Friday, March 7, 2008
Old Pappy California Wheat Wine is in the tank, thanks to the help of The Homebrew Chef, Sean Paxton (right). Sean helped our brewery secure the whiskey barrels that will ultimately house Old Pappy so I was excited to have him in the brewery today to help with the brew.
The grist is fairly simple consisting of 2-Row malted barley, malted white wheat, caramunich & carawheat. I have never used carawheat before and it is totally unlike anything I expected or have brewed with before. The malt tastes like a cross between grape nuts cereal and sunflower seeds and doesn't have much sweetness like I was expecting. The final impact of that grain on the beer should be interesting.

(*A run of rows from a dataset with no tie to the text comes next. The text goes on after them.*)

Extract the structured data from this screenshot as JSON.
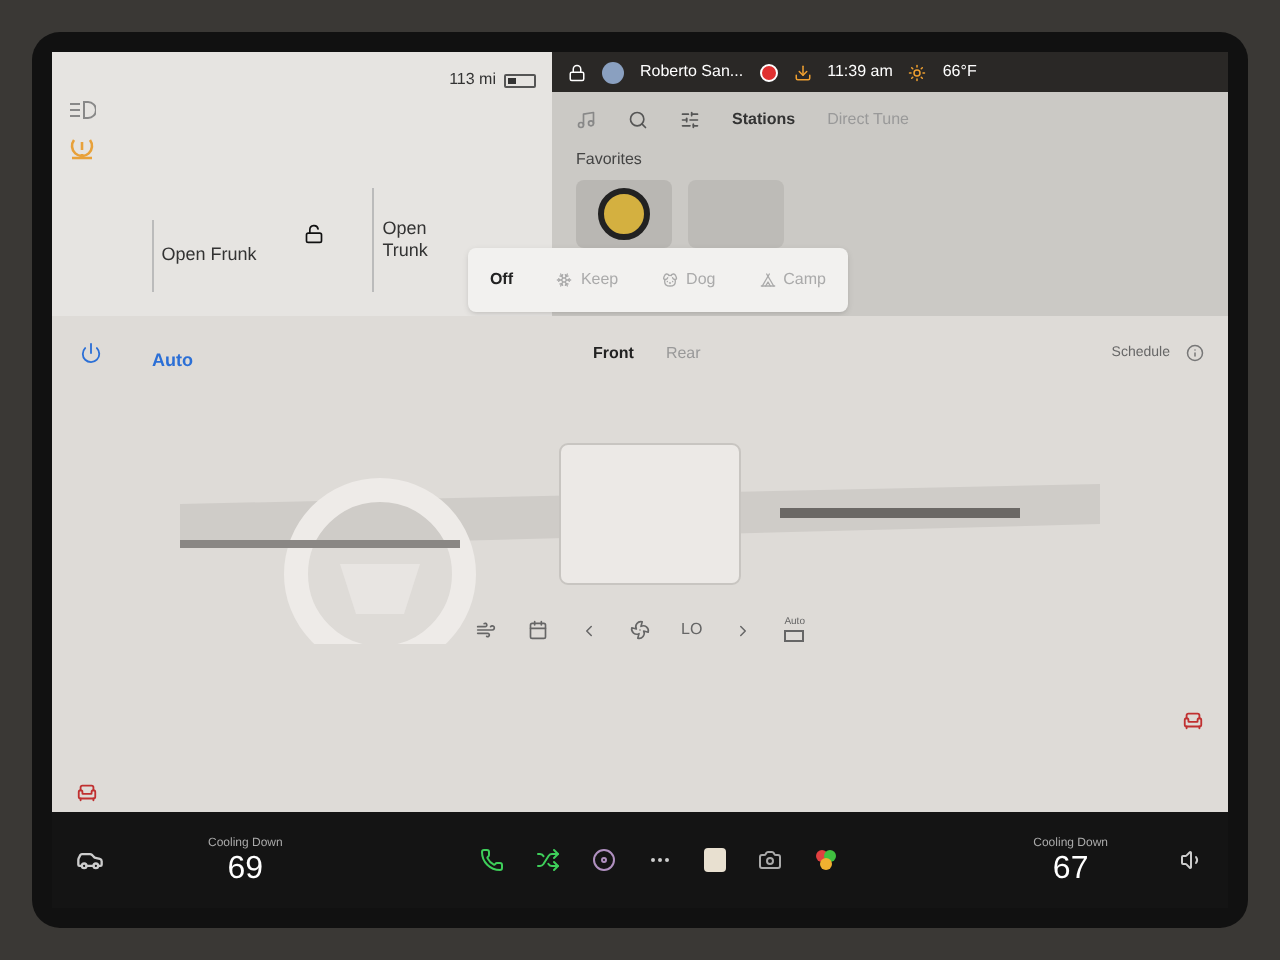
{
  "car_panel": {
    "range": "113 mi",
    "battery": {
      "level": 0.3
    },
    "frunk": "Open Frunk",
    "trunk": "Open Trunk",
    "locked": false
  },
  "status_bar": {
    "user": "Roberto San...",
    "recording": true,
    "time": "11:39 am",
    "temperature": "66°F"
  },
  "media": {
    "tabs": [
      {
        "label": "Stations",
        "selected": true
      },
      {
        "label": "Direct Tune",
        "selected": false
      }
    ],
    "section": "Favorites"
  },
  "climate_modes": [
    {
      "label": "Off",
      "selected": true
    },
    {
      "label": "Keep",
      "selected": false
    },
    {
      "label": "Dog",
      "selected": false
    },
    {
      "label": "Camp",
      "selected": false
    }
  ],
  "climate": {
    "schedule": "Schedule",
    "power_on": true,
    "auto": "Auto",
    "zones": [
      {
        "label": "Front",
        "selected": true
      },
      {
        "label": "Rear",
        "selected": false
      }
    ],
    "fan": "LO",
    "recirc": "Auto"
  },
  "bottom_bar": {
    "driver_status": "Cooling Down",
    "driver_temp": "69",
    "passenger_status": "Cooling Down",
    "passenger_temp": "67"
  }
}
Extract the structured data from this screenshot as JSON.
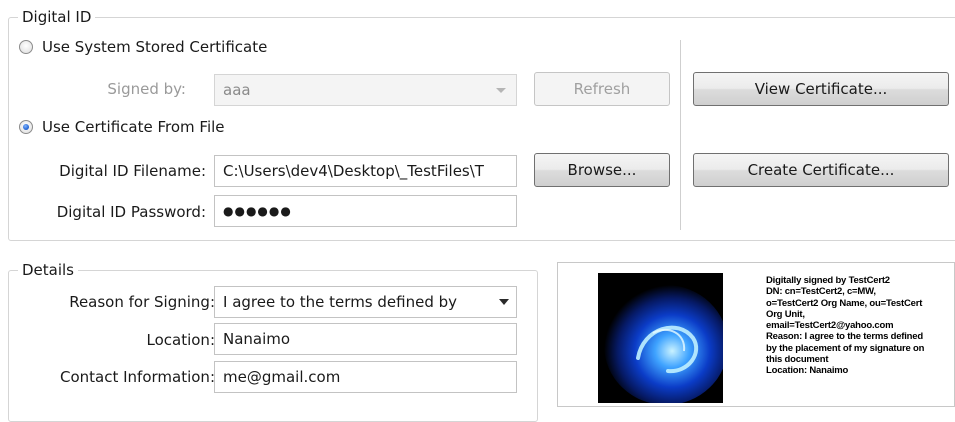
{
  "digital_id": {
    "legend": "Digital ID",
    "system_cert_label": "Use System Stored Certificate",
    "signed_by_label": "Signed by:",
    "signed_by_value": "aaa",
    "refresh_label": "Refresh",
    "view_cert_label": "View Certificate...",
    "file_cert_label": "Use Certificate From File",
    "filename_label": "Digital ID Filename:",
    "filename_value": "C:\\Users\\dev4\\Desktop\\_TestFiles\\T",
    "browse_label": "Browse...",
    "create_cert_label": "Create Certificate...",
    "password_label": "Digital ID Password:",
    "password_value": "●●●●●●"
  },
  "details": {
    "legend": "Details",
    "reason_label": "Reason for Signing:",
    "reason_value": "I agree to the terms defined by",
    "location_label": "Location:",
    "location_value": "Nanaimo",
    "contact_label": "Contact Information:",
    "contact_value": "me@gmail.com"
  },
  "signature_preview": {
    "lines": [
      "Digitally signed by TestCert2",
      "DN: cn=TestCert2, c=MW,",
      "o=TestCert2 Org Name, ou=TestCert",
      "Org Unit,",
      "email=TestCert2@yahoo.com",
      "Reason: I agree to the terms defined",
      "by the placement of my signature on",
      "this document",
      "Location: Nanaimo"
    ]
  }
}
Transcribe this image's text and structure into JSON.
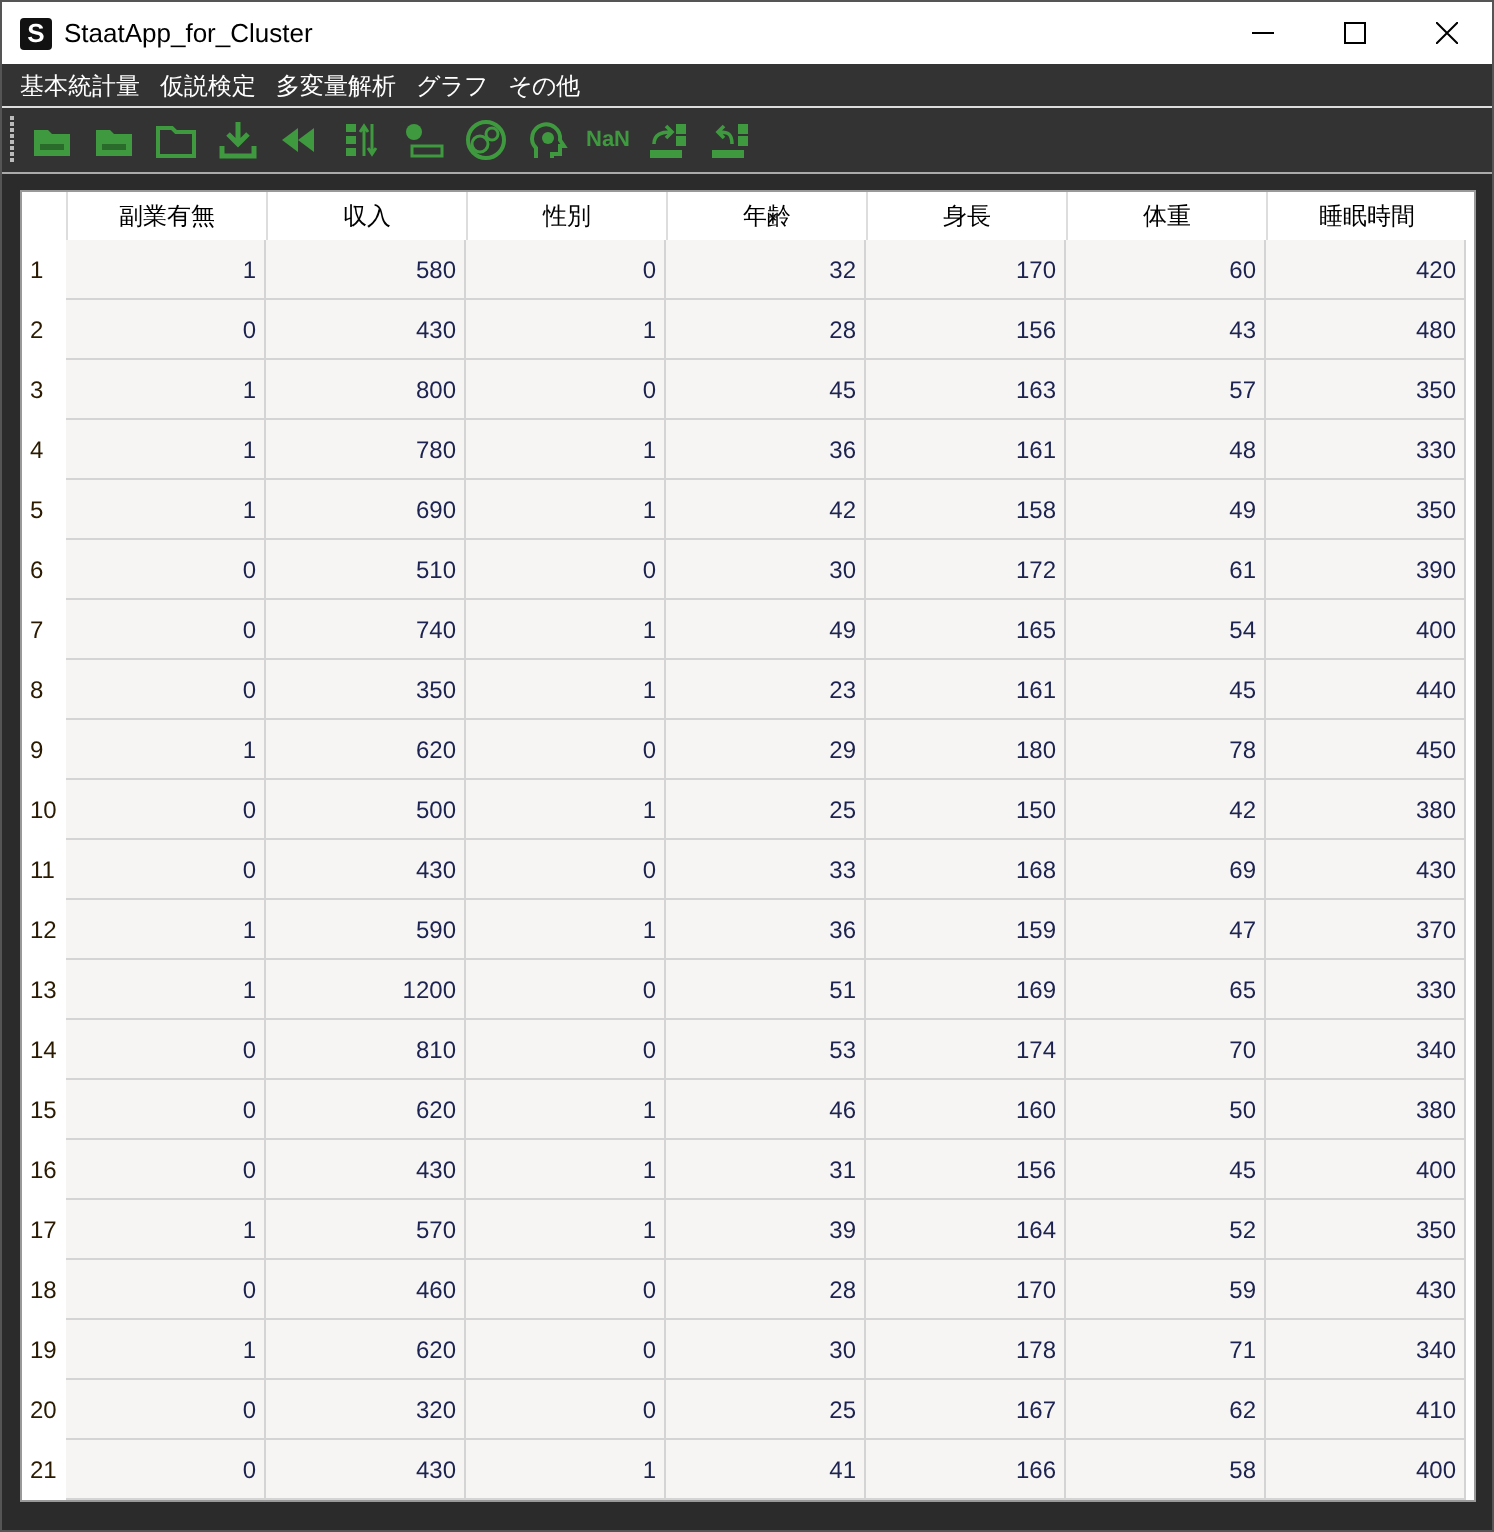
{
  "window": {
    "title": "StaatApp_for_Cluster",
    "app_icon_letter": "S"
  },
  "menu": [
    "基本統計量",
    "仮説検定",
    "多変量解析",
    "グラフ",
    "その他"
  ],
  "toolbar": [
    {
      "kind": "icon"
    },
    {
      "kind": "icon"
    },
    {
      "kind": "icon"
    },
    {
      "kind": "icon"
    },
    {
      "kind": "icon"
    },
    {
      "kind": "icon"
    },
    {
      "kind": "icon"
    },
    {
      "kind": "icon"
    },
    {
      "kind": "icon"
    },
    {
      "kind": "text",
      "label": "NaN"
    },
    {
      "kind": "icon"
    },
    {
      "kind": "icon"
    }
  ],
  "table": {
    "columns": [
      "副業有無",
      "収入",
      "性別",
      "年齢",
      "身長",
      "体重",
      "睡眠時間"
    ],
    "rows": [
      {
        "label": "1",
        "cells": [
          "1",
          "580",
          "0",
          "32",
          "170",
          "60",
          "420"
        ]
      },
      {
        "label": "2",
        "cells": [
          "0",
          "430",
          "1",
          "28",
          "156",
          "43",
          "480"
        ]
      },
      {
        "label": "3",
        "cells": [
          "1",
          "800",
          "0",
          "45",
          "163",
          "57",
          "350"
        ]
      },
      {
        "label": "4",
        "cells": [
          "1",
          "780",
          "1",
          "36",
          "161",
          "48",
          "330"
        ]
      },
      {
        "label": "5",
        "cells": [
          "1",
          "690",
          "1",
          "42",
          "158",
          "49",
          "350"
        ]
      },
      {
        "label": "6",
        "cells": [
          "0",
          "510",
          "0",
          "30",
          "172",
          "61",
          "390"
        ]
      },
      {
        "label": "7",
        "cells": [
          "0",
          "740",
          "1",
          "49",
          "165",
          "54",
          "400"
        ]
      },
      {
        "label": "8",
        "cells": [
          "0",
          "350",
          "1",
          "23",
          "161",
          "45",
          "440"
        ]
      },
      {
        "label": "9",
        "cells": [
          "1",
          "620",
          "0",
          "29",
          "180",
          "78",
          "450"
        ]
      },
      {
        "label": "10",
        "cells": [
          "0",
          "500",
          "1",
          "25",
          "150",
          "42",
          "380"
        ]
      },
      {
        "label": "11",
        "cells": [
          "0",
          "430",
          "0",
          "33",
          "168",
          "69",
          "430"
        ]
      },
      {
        "label": "12",
        "cells": [
          "1",
          "590",
          "1",
          "36",
          "159",
          "47",
          "370"
        ]
      },
      {
        "label": "13",
        "cells": [
          "1",
          "1200",
          "0",
          "51",
          "169",
          "65",
          "330"
        ]
      },
      {
        "label": "14",
        "cells": [
          "0",
          "810",
          "0",
          "53",
          "174",
          "70",
          "340"
        ]
      },
      {
        "label": "15",
        "cells": [
          "0",
          "620",
          "1",
          "46",
          "160",
          "50",
          "380"
        ]
      },
      {
        "label": "16",
        "cells": [
          "0",
          "430",
          "1",
          "31",
          "156",
          "45",
          "400"
        ]
      },
      {
        "label": "17",
        "cells": [
          "1",
          "570",
          "1",
          "39",
          "164",
          "52",
          "350"
        ]
      },
      {
        "label": "18",
        "cells": [
          "0",
          "460",
          "0",
          "28",
          "170",
          "59",
          "430"
        ]
      },
      {
        "label": "19",
        "cells": [
          "1",
          "620",
          "0",
          "30",
          "178",
          "71",
          "340"
        ]
      },
      {
        "label": "20",
        "cells": [
          "0",
          "320",
          "0",
          "25",
          "167",
          "62",
          "410"
        ]
      },
      {
        "label": "21",
        "cells": [
          "0",
          "430",
          "1",
          "41",
          "166",
          "58",
          "400"
        ]
      }
    ]
  }
}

It is a big beer coming in at 25.8 degrees plato (1.109 SG) so depending on how the fermentation progresses it will be around 11% alcohol. It will be fermented with an English ale yeast, not a weizen strain so do not expect any banana or clove notes like a weizenbock. Think barleywine that happens to be brewed with a whole bunch of wheat malt.
After a month or so in the fermenter the entire batch will be transfered to the Van Winkle Whiskey Barrels where it will age from 3 to 7 months. The barrels are 23 years old and were emptied only 4 weeks ago so there should be lots of whiskey flavor there. The beer will be monitored closely to determine when it is ready to be removed and packaged. The idea is not to produce a beer that tastes like a shot of whiskey was added to it, but to add complexity and layers of flavor so timing is everything.